Daily Reading for February 8
The perennial question, centuries old and ever new, harries us: What is the spiritual life? How do we develop it? Is it real? Is it possible? Is it even desirable? Isn’t earth about earth and heaven time enough for heaven? The questions plague us in the deepest parts of ourselves, to the blackest recesses of our souls. “We live most of our life,” Wendy Miller wrote, “oblivious to our true identity as persons created and provided for by God.” The starkness of the statement catapults us into another dimension of religion entirely. To know our true identity—to really know down deep where we came from, to whom we belong, out of whose life we live—is to know that the God who made us is with us still. God is the eternal memory, the inseparable presence, the unending energy that beats within us yet, inchoate but clear. . . .

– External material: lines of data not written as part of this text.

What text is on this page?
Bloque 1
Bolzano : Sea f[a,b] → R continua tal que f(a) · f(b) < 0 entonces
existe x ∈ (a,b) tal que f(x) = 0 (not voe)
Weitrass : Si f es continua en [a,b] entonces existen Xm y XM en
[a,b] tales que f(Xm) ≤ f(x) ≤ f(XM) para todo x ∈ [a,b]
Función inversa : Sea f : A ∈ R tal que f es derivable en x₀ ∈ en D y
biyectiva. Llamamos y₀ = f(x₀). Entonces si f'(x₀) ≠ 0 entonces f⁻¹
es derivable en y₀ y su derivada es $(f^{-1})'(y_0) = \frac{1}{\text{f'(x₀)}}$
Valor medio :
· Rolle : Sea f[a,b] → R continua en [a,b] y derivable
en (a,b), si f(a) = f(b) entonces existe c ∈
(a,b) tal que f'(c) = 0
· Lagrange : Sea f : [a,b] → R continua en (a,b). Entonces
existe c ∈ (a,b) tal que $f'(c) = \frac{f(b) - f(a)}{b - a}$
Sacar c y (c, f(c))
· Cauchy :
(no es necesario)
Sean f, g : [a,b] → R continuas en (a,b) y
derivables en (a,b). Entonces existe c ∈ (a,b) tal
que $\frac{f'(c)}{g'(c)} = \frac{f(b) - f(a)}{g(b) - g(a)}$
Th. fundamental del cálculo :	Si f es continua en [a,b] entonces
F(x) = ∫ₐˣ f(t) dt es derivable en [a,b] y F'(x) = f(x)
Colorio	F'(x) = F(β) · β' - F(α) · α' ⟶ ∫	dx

Once we empty ourselves of our certainties, we open ourselves to the mystery. We expose ourselves to the God in whom “we live and move and have our being.” We bare ourselves to the possibility that God is seeking us in places and people and things we thought were outside the pale of the God of our spiritual childhood. Then life changes color, changes tone, changes purpose. We begin to live more fully, not just in touch with earth, but with the eternal sound of the universe as well.
From Called to Question: A Spiritual Memoir by Joan D. Chittister, OSB (Sheed & Ward, 2004).